Pontault-Combault : les salariés d’Alinéa en grève

Le magasin d’ameublement, dont l’enseigne est en redressement judiciaire, était fermé ce samedi. Les salariés demandent à toucher de meilleures indemnités de licenciement.

 Pontault-Combault, ce samedi. Une cinquantaine de salariés du site Alinéa de Pontault-Combault, soit la grande majorité des employés, se sont mobilisés pour demander que leur PDG leur accorde des indemnités de licenciement supplémentaires.
Pontault-Combault, ce samedi. Une cinquantaine de salariés du site Alinéa de Pontault-Combault, soit la grande majorité des employés, se sont mobilisés pour demander que leur PDG leur accorde des indemnités de licenciement supplémentaires.  LP/Faustine Léo

Ils ont mis toute la rage de leur désespoir dans leurs banderoles adressées à leur patron, Alexis Mulliez, dont la famille qui détient entre autres aussi Décathlon, Auchan ou Boulanger est classée 5e fortune de France.

La grande majorité des salariés dont les cadres d'Alinéa, ce magasin d'ameublement en redressement judiciaire, a fait grève ce samedi sur le site de Pontault-Combault, ce qui a engendré la fermeture du magasin.

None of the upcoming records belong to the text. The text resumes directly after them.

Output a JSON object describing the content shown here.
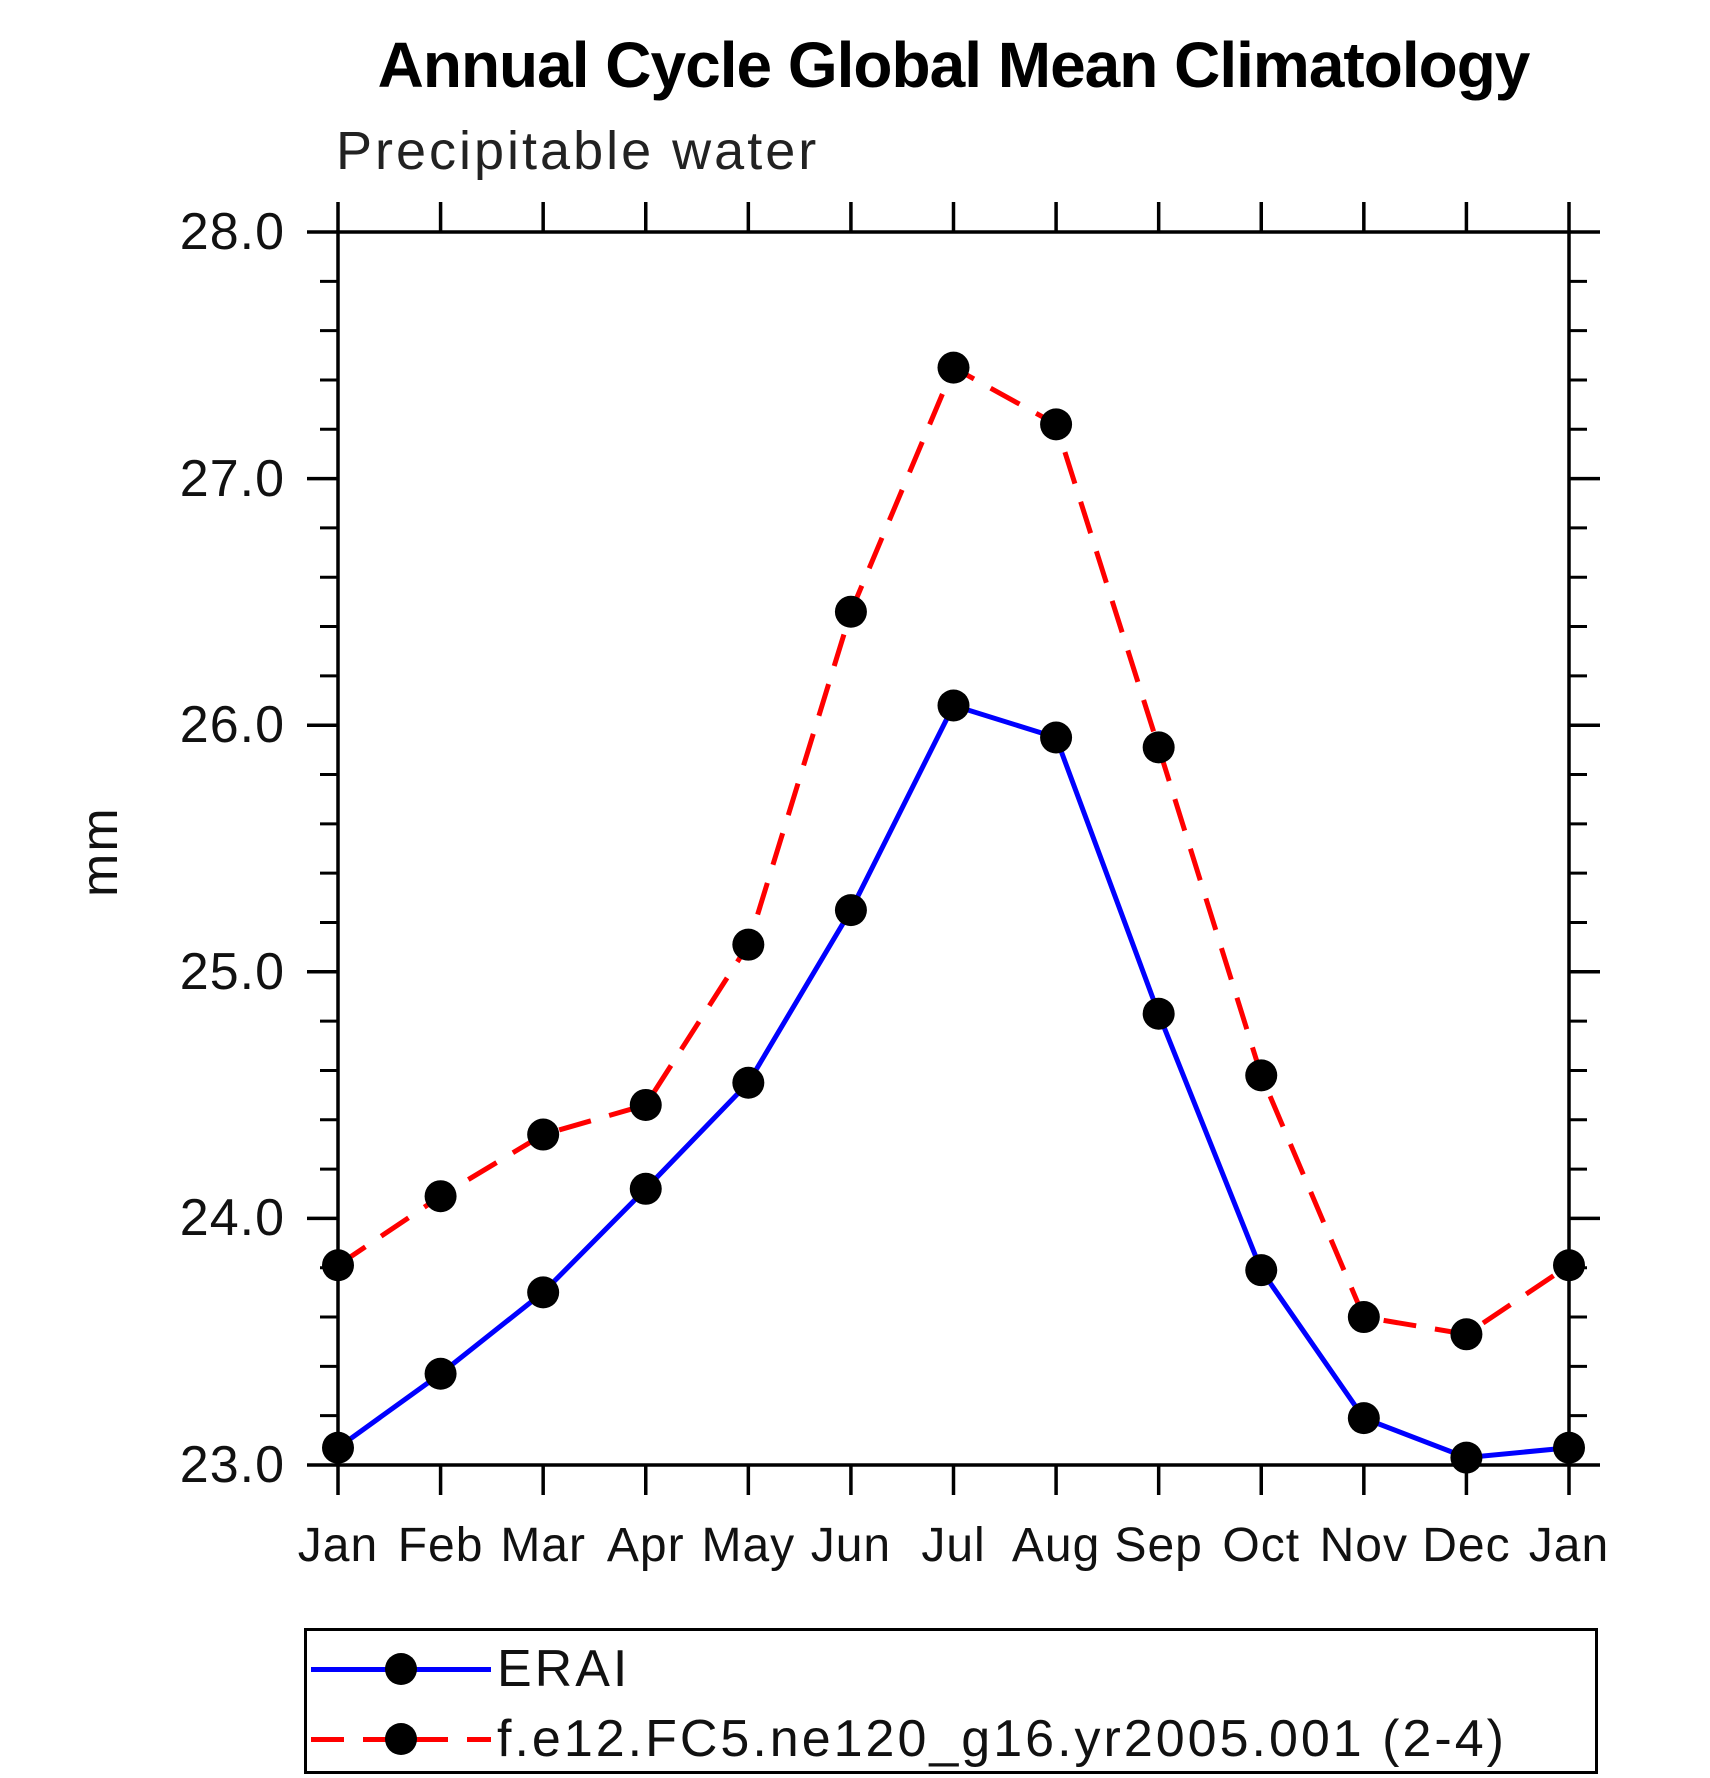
{
  "title": "Annual Cycle Global Mean Climatology",
  "subtitle": "Precipitable water",
  "y_axis": {
    "label": "mm",
    "tick_labels": [
      "28.0",
      "27.0",
      "26.0",
      "25.0",
      "24.0",
      "23.0"
    ]
  },
  "x_axis": {
    "tick_labels": [
      "Jan",
      "Feb",
      "Mar",
      "Apr",
      "May",
      "Jun",
      "Jul",
      "Aug",
      "Sep",
      "Oct",
      "Nov",
      "Dec",
      "Jan"
    ]
  },
  "legend": {
    "entries": [
      {
        "label": "ERAI",
        "color": "#0000ff",
        "style": "solid",
        "marker": "circle"
      },
      {
        "label": "f.e12.FC5.ne120_g16.yr2005.001 (2-4)",
        "color": "#ff0000",
        "style": "dashed",
        "marker": "circle"
      }
    ]
  },
  "chart_data": {
    "type": "line",
    "title": "Annual Cycle Global Mean Climatology",
    "subtitle": "Precipitable water",
    "xlabel": "",
    "ylabel": "mm",
    "categories": [
      "Jan",
      "Feb",
      "Mar",
      "Apr",
      "May",
      "Jun",
      "Jul",
      "Aug",
      "Sep",
      "Oct",
      "Nov",
      "Dec",
      "Jan"
    ],
    "series": [
      {
        "name": "ERAI",
        "color": "#0000ff",
        "style": "solid",
        "marker": "circle",
        "values": [
          23.07,
          23.37,
          23.7,
          24.12,
          24.55,
          25.25,
          26.08,
          25.95,
          24.83,
          23.79,
          23.19,
          23.03,
          23.07
        ]
      },
      {
        "name": "f.e12.FC5.ne120_g16.yr2005.001 (2-4)",
        "color": "#ff0000",
        "style": "dashed",
        "marker": "circle",
        "values": [
          23.81,
          24.09,
          24.34,
          24.46,
          25.11,
          26.46,
          27.45,
          27.22,
          25.91,
          24.58,
          23.6,
          23.53,
          23.81
        ]
      }
    ],
    "ylim": [
      23.0,
      28.0
    ],
    "ytick_major": 1.0,
    "ytick_minor": 0.2,
    "grid": false,
    "legend_position": "bottom",
    "marker_color": "#000000",
    "axis_color": "#000000"
  }
}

Le site de Villeparisis était aussi fermé avec une trentaine de salariés qui ont cessé le travail. Les trois magasins du département, à Pontault-Combault, Cesson et Villeparisis, vont fermer d'ici septembre, avec à la clef le licenciement de 130 personnes.

Gilets jaunes, réforme des retraites, Covid-19

« C'est normal qu'ils se défendent », avancent des clients qui trouvent les portes closes entourées de slogans tels que « Mulliez, regarde ta Rolex, c'est l'heure de la révolte » ou « Tu brasses des milliards et tu es avare ».

Alinéa, qui s'est d'abord placée en situation de cessation de paiement, explique n'avoir pas supporté coup sur coup le mouvement des Gilets jaunes fin 2018, puis les manifestations contre la réforme des retraites fin 2019 et enfin le Covid-19. La crise sanitaire provoquée par le nouveau coronavirus a forcé l'enseigne à cesser son activité pendant presque deux mois.

Le tribunal de commerce de Marseille (Bouches-du-Rhône) a repoussé au 31 août la date de son jugement concernant un éventuel repreneur, dont Alexis Mulliez lui-même. « Il veut reprendre neuf magasins sur vingt-sept, mais aucun en Seine-et-Marne. Mais son offre a été jugée trop faible, assure Ingrid Seillery, déléguée CGT d'Alinéa en Seine-et-Marne. Notre patron profite de l'ordonnance du 20 mai dernier qui permet à un dirigeant de reprendre sa propre société, en faisant payer la dette de l'entreprise par la collectivité et les indemnités des salariés via le régime de garantie des salaires ».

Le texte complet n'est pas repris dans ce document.